When you get a new VPS everything feels nice.  You’ve got your own server, without the dedicated server price tag. However, everything may not be as it seems.

A key thing to remember; A low end VPS does NOT have the same amount of resources available.

The first thing you will want to do with your server is setup everything. Assuming you’re using it for web hosting, this may include;

  • Control Panel
  • Web server & PHP / Python etc
  • E-mail with Anti-virus/Spam detection
  • DNS
  • Database Server
  • Log file processing

Be careful when doing this.  You are likely getting a VPS because your website is now getting enough traffic, or you are hosting enough sites that shared hosting just doesn’t cut it.  By adding all of those services. you could be eating into valuable resources.

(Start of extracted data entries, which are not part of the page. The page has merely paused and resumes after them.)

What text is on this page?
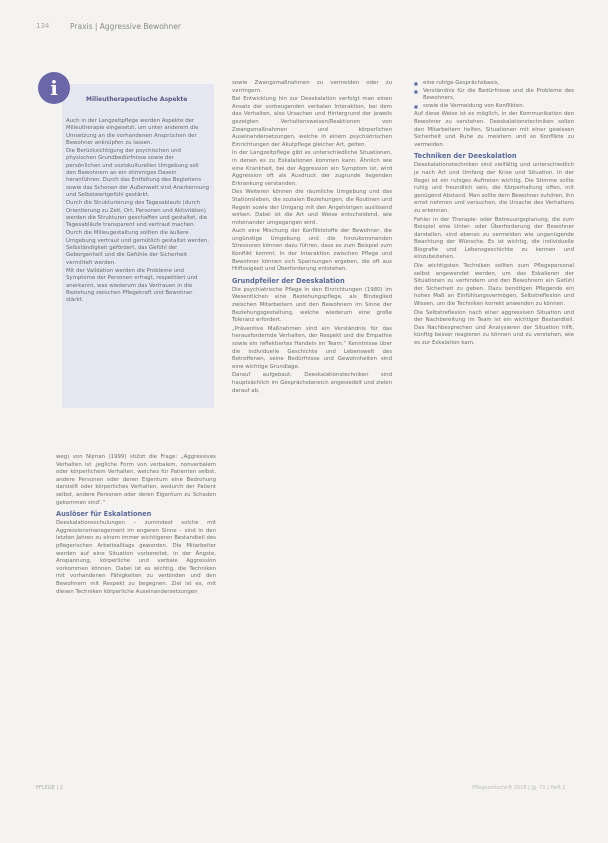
134	Praxis | Aggressive Bewohner
i	Milieutherapeutische Aspekte

Auch in der Langzeitpflege werden Aspekte der Milieutherapie eingesetzt, um unter anderem die Umsetzung an die vorhandenen Ansprüchen der Bewohner anknüpfen zu lassen.

Die Berücksichtigung der psychischen und physischen Grundbedürfnisse sowie der persönlichen und soziokulturellen Umgebung soll den Bewohnern an ein stimmiges Dasein heranführen. Durch das Entfaltung des Begleitens sowie das Schonen der Außenwelt sind Anerkennung und Selbstwertgefühl gestärkt.

Durch die Strukturierung des Tagesablaufs (durch Orientierung zu Zeit, Ort, Personen und Aktivitäten) werden die Strukturen geschaffen und gestaltet, die Tagesabläufe transparent und vertraut machen.

Durch die Milieugestaltung sollten die äußere Umgebung vertraut und gemütlich gestaltet werden, Selbständigkeit gefördert, das Gefühl der Geborgenheit und die Gefühle der Sicherheit vermittelt werden.

Mit der Validation werden die Probleme und Symptome der Personen erfragt, respektiert und anerkannt, was wiederum das Vertrauen in die Beziehung zwischen Pflegekraft und Bewohner stärkt.

weg) von Nijman (1999) stützt die Frage: „Aggressives Verhalten ist ‚jegliche Form von verbalem, nonverbalem oder körperlichem Verhalten, welches für Patienten selbst, andere Personen oder deren Eigentum eine Bedrohung darstellt oder körperliches Verhalten, wodurch der Patient selbst, andere Personen oder deren Eigentum zu Schaden gekommen sind‘.“

Auslöser für Eskalationen

Deeskalationsschulungen – zumindest solche mit Aggressionsmanagement im engeren Sinne – sind in den letzten Jahren zu einem immer wichtigeren Bestandteil des pflegerischen Arbeitsalltags geworden. Die Mitarbeiter werden auf eine Situation vorbereitet, in der Ängste, Anspannung, körperliche und verbale Aggression vorkommen können. Dabei ist es wichtig, die Techniken mit vorhandenen Fähigkeiten zu verbinden und den Bewohnern mit Respekt zu begegnen. Ziel ist es, mit diesen Techniken körperliche Auseinandersetzungen

sowie Zwangsmaßnahmen zu vermeiden oder zu verringern.

Bei Entwicklung hin zur Deeskalation verfolgt man einen Ansatz der vorbeugenden verbalen Interaktion, bei dem das Verhalten, also Ursachen und Hintergrund der jeweils gezeigten Verhaltensweisen/Reaktionen von Zwangsmaßnahmen und körperlichen Auseinandersetzungen, welche in einem psychiatrischen Einrichtungen der Akutpflege gleicher Art, gelten.

In der Langzeitpflege gibt es unterschiedliche Situationen, in denen es zu Eskalationen kommen kann. Ähnlich wie eine Krankheit, bei der Aggression ein Symptom ist, wird Aggression oft als Ausdruck der zugrunde liegenden Erkrankung verstanden.

Des Weiteren können die räumliche Umgebung und das Stationsleben, die sozialen Beziehungen, die Routinen und Regeln sowie der Umgang mit den Angehörigen auslösend wirken. Dabei ist die Art und Weise entscheidend, wie miteinander umgegangen wird.

Auch eine Mischung der Konfliktstoffe der Bewohner, die ungünstige Umgebung und die hinzukommenden Stressoren können dazu führen, dass es zum Beispiel zum Konflikt kommt. In der Interaktion zwischen Pflege und Bewohner können sich Spannungen ergeben, die oft aus Hilflosigkeit und Überforderung entstehen.

Grundpfeiler der Deeskalation

Die psychiatrische Pflege in den Einrichtungen (1980) im Wesentlichen eine Beziehungspflege, als Bindeglied zwischen Mitarbeitern und den Bewohnern im Sinne der Beziehungsgestaltung, welche wiederum eine große Toleranz erfordert.

„Präventive Maßnahmen sind ein Verständnis für das herausfordernde Verhalten, der Respekt und die Empathie sowie ein reflektiertes Handeln im Team.“ Kenntnisse über die individuelle Geschichte und Lebenswelt des Betroffenen, seine Bedürfnisse und Gewohnheiten sind eine wichtige Grundlage.

Darauf aufgebaut, Deeskalationstechniken sind hauptsächlich im Gesprächsbereich angesiedelt und zielen darauf ab,

■ eine ruhige Gesprächsbasis,
■ Verständnis für die Bedürfnisse und die Probleme des Bewohners,
■ sowie die Vermeidung von Konflikten.

Auf diese Weise ist es möglich, in der Kommunikation den Bewohner zu verstehen. Deeskalationstechniken sollen den Mitarbeitern helfen, Situationen mit einer gewissen Sicherheit und Ruhe zu meistern und so Konflikte zu vermeiden.

Techniken der Deeskalation

Deeskalationstechniken sind vielfältig und unterschiedlich je nach Art und Umfang der Krise und Situation. In der Regel ist ein ruhiges Auftreten wichtig. Die Stimme sollte ruhig und freundlich sein, die Körperhaltung offen, mit genügend Abstand. Man sollte dem Bewohner zuhören, ihn ernst nehmen und versuchen, die Ursache des Verhaltens zu erkennen.

Fehler in der Therapie- oder Betreuungsplanung, die zum Beispiel eine Unter- oder Überforderung der Bewohner darstellen, sind ebenso zu vermeiden wie ungenügende Beachtung der Wünsche. Es ist wichtig, die individuelle Biografie und Lebensgeschichte zu kennen und einzubeziehen.

Die wichtigsten Techniken sollten zum Pflegepersonal selbst angewendet werden, um das Eskalieren der Situationen zu verhindern und den Bewohnern ein Gefühl der Sicherheit zu geben. Dazu benötigen Pflegende ein hohes Maß an Einfühlungsvermögen, Selbstreflexion und Wissen, um die Techniken korrekt anwenden zu können.

Die Selbstreflexion nach einer aggressiven Situation und der Nachbereitung im Team ist ein wichtiger Bestandteil. Das Nachbesprechen und Analysieren der Situation hilft, künftig besser reagieren zu können und zu verstehen, wie es zur Eskalation kam.

PFLEGE | 2	Pflegezeitschrift 2018 | Jg. 71 | Heft 2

If your VPS is for your website, it’s for your website, and ideally not the extras. Consider the following;

Control Panel

After your initial setup there probably isn’t much need for a control panel. Where possible, disable it. Virtualmin/Webmin/Usermin for example runs as its own perl process and while not very much it still uses memory that most of the time you don’t need. You can always login to the machine and enable it again via SSH.

E-mail

Consider using Google Apps (or similar any number of good quality email hosting providers). You can offload all of your E-mail, virus checking and spam checking to someone else. Gmail is a huge platform and most of you know the features offered by this. Google Apps allows all of that on your own domain name. There is 7gb of storage per account, for free. If you need more, or feel like offering google some money, its £33 per account, per year (at the moment)

DNS

Many server providers, like linode, have DNS servers that are free for you to use. Utilize them. BIND, on this very server, was utilising over 100mb of memory.

Log file processing

Webalizer and AWStats are both common log file processing tools. Do you really need them though? In some instances, yes, in most…no. Use Google Analytics (or something similar).  If you get a lot of traffic, processing millions of lines takes minutes to hours, during which time your website could be sluggish. A slow website really kills the user experience. If you really want/need something like AWStats, install it on your own computer and process the log files manually or create another VPS to process files periodically.

Web Server & Database Server

As this is your web server, you can’t do much about the overhead of a web server and perhaps a database server (unless you’re running multiple virtual machines). What you can do, however, is limit what is running. The default installation of Apache on Debian includes a lot of modules you will likely not need or ever use. Disable extensions that you don’t need.

Or….you can get a bigger VPS or multiple VPS for all of your services. Instant (or at least quick) scaling is one of the many benefits of a virtual server.

Remember: the faster your server runs, the faster your website runs, the happier your users are, the happier Google is, the happier you are…….well hopefully.